Once driving becomes automated, drivers want to do something. All that idle time behind the wheel creates an enormous window for consumption of content, including ads. As cars head towards becoming cellphones-on-wheels, it's natural that a mobile telecom behemoth wants to shape the future of that market.
Verizon's acquisition of Yahoo provides content that can ride on top of Verizon's nation-wide mobile network while creating a new competitor for Google. Sure, Verizon and Yahoo aren't cool, but Verizon steps to the table with many strengths, including long-standing lobbying muscle to guide policy evolution to it's own ends. In the heavily regulated automotive and telecommunications sectors, that counts for a lot.
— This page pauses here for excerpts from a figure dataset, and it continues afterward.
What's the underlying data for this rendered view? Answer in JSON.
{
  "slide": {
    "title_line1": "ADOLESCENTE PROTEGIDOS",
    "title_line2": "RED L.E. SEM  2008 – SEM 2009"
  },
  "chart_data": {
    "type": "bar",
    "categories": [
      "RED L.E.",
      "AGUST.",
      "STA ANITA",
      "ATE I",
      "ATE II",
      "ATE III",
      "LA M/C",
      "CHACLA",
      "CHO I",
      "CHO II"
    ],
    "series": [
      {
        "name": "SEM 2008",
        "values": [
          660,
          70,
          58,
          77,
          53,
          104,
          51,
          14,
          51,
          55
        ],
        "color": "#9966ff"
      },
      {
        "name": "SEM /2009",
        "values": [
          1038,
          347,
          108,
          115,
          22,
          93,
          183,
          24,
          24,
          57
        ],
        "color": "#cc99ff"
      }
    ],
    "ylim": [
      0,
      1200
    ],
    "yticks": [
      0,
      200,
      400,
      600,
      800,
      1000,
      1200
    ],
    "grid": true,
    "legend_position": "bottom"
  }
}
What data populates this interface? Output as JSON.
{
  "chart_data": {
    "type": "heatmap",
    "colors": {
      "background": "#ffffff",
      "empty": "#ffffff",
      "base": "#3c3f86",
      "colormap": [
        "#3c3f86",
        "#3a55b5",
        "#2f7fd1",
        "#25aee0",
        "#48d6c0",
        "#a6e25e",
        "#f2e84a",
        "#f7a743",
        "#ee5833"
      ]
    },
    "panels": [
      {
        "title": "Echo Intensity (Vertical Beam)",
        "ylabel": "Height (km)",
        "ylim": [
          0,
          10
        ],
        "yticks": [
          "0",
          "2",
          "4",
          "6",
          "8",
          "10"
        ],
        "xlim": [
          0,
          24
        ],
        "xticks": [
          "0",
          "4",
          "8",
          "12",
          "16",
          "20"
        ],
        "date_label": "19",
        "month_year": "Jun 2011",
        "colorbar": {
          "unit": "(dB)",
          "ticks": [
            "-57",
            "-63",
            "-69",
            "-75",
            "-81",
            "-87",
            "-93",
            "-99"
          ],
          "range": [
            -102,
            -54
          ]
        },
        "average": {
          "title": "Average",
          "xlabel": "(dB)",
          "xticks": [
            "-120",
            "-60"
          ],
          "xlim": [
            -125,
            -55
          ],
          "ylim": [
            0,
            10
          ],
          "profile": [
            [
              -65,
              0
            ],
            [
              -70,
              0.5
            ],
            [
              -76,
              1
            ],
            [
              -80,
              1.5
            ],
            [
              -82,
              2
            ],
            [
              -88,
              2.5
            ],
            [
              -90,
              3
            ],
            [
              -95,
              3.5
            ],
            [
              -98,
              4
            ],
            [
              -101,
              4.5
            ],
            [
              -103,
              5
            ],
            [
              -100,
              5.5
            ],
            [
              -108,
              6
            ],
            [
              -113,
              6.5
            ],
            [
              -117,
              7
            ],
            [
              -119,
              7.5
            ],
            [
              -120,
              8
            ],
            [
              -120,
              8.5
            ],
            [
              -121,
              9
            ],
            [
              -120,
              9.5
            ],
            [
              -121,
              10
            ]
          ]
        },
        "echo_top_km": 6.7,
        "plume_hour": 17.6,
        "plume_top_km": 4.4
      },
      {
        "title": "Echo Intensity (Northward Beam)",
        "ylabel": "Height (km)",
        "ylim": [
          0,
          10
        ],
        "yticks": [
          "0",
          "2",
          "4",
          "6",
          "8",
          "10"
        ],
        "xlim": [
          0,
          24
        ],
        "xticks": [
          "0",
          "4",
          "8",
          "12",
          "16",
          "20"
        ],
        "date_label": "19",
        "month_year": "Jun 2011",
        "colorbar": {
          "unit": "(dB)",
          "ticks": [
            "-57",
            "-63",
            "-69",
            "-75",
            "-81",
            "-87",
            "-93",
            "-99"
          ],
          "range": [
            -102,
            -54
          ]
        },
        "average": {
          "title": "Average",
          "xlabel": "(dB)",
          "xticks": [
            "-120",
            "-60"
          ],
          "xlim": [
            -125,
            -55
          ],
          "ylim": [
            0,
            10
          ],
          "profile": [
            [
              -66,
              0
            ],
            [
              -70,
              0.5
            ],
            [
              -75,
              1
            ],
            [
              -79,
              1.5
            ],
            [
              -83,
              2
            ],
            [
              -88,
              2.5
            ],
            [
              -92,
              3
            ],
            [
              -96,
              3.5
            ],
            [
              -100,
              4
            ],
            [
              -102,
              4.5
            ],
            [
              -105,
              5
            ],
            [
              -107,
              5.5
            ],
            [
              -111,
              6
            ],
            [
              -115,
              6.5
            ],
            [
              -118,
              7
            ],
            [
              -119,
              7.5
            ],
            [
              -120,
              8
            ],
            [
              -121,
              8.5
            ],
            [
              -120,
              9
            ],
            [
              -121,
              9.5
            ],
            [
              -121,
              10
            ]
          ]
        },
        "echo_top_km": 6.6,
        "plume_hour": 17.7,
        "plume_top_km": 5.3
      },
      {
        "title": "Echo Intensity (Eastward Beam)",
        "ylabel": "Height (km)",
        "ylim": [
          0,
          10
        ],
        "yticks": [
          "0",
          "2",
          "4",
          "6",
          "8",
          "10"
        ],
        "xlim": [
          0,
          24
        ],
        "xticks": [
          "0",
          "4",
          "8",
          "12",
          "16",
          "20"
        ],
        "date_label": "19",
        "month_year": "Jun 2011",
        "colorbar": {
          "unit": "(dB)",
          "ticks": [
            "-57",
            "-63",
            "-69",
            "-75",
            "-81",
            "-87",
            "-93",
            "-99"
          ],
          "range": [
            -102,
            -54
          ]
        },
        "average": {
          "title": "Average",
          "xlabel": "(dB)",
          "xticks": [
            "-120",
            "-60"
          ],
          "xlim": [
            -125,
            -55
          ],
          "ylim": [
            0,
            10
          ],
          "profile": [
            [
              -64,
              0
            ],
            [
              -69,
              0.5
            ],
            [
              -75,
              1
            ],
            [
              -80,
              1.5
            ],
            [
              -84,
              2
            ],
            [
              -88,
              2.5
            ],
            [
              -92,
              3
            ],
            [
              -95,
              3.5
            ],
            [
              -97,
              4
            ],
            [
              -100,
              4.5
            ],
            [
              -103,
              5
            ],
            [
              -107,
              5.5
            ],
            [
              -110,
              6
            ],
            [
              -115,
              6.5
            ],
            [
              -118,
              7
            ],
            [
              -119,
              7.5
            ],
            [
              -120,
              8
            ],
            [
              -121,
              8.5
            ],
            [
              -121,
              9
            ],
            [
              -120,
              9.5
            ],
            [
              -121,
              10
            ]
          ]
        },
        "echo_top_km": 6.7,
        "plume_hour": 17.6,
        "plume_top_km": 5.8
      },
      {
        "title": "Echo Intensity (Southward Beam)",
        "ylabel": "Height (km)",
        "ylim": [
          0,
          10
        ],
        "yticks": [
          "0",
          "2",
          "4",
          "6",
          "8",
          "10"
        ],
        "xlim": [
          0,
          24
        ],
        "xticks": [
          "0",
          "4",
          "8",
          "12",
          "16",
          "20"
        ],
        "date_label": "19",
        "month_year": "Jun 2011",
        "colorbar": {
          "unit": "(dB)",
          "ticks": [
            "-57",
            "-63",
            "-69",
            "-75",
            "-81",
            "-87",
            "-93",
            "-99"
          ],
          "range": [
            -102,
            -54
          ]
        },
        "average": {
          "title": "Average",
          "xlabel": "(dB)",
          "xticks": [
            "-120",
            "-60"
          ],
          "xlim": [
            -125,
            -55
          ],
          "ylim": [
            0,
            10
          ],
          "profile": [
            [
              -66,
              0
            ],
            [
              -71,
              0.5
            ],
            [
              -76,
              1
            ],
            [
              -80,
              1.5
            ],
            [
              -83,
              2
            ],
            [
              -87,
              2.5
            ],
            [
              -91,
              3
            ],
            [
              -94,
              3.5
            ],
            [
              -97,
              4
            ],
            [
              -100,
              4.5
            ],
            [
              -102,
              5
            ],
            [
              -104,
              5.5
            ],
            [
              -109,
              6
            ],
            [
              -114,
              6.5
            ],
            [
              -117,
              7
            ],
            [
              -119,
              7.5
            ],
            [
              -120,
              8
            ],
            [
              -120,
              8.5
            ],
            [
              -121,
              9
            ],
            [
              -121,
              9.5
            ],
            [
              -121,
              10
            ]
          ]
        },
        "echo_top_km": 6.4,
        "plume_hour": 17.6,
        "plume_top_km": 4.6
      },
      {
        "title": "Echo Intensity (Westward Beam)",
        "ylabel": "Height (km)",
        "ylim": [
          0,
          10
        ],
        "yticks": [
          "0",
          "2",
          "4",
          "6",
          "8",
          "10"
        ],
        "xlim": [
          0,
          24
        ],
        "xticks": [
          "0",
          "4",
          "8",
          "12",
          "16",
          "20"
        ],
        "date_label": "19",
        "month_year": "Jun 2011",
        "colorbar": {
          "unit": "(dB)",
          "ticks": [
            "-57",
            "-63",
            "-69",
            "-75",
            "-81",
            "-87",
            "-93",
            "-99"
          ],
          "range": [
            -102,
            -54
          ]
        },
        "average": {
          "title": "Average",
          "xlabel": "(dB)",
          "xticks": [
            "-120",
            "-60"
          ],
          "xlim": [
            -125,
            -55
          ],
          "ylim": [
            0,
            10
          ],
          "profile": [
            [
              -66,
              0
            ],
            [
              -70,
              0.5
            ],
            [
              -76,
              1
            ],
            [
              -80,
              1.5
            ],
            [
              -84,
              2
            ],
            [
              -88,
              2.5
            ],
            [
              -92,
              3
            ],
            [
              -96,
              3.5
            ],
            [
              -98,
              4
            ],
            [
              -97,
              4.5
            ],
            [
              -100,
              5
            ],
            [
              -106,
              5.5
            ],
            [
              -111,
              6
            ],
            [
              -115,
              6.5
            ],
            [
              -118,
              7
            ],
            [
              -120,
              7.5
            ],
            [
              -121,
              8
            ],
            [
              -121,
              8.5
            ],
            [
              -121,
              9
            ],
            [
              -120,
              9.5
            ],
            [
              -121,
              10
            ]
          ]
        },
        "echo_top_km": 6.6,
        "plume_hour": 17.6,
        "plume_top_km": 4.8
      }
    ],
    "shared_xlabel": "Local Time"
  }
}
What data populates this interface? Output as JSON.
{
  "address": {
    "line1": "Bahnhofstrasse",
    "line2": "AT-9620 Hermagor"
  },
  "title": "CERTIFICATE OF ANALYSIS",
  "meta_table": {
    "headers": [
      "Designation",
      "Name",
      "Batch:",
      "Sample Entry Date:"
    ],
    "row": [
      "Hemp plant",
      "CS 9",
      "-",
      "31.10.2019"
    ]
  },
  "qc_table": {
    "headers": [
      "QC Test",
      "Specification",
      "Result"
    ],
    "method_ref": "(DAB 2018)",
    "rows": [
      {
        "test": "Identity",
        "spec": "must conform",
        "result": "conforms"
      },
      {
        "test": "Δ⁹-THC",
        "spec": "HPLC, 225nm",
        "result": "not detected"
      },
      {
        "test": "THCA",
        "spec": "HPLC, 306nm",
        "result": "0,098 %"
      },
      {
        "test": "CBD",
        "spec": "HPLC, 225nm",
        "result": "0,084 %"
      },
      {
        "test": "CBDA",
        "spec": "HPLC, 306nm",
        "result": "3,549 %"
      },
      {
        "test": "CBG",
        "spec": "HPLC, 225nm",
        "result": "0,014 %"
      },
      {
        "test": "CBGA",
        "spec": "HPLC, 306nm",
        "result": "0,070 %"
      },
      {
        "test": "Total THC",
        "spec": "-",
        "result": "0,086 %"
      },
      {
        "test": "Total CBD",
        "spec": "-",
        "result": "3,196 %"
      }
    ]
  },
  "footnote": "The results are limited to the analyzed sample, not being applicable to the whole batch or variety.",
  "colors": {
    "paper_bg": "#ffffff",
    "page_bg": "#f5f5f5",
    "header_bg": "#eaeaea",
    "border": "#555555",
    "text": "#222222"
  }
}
Tim Armstrong, the CEO of Verizon-owned AOL, said he has "enormous respect for what Yahoo has accomplished" and that integrating the two former internet powerhouses will "create a new powerful competitive rival in mobile media, and an open, scaled alternative offering for advertisers and publishers." Mayer, like Armstrong, previously worked at Google (GOOG) before taking over the top spot at Yahoo in 2012. She invested heavily in improving Yahoo's mobile products, expanding its audience through the acquisition of Tumblr and doubling down on premium media content. She brought in TV journalist Katie Couric as Yahoo's "global anchor."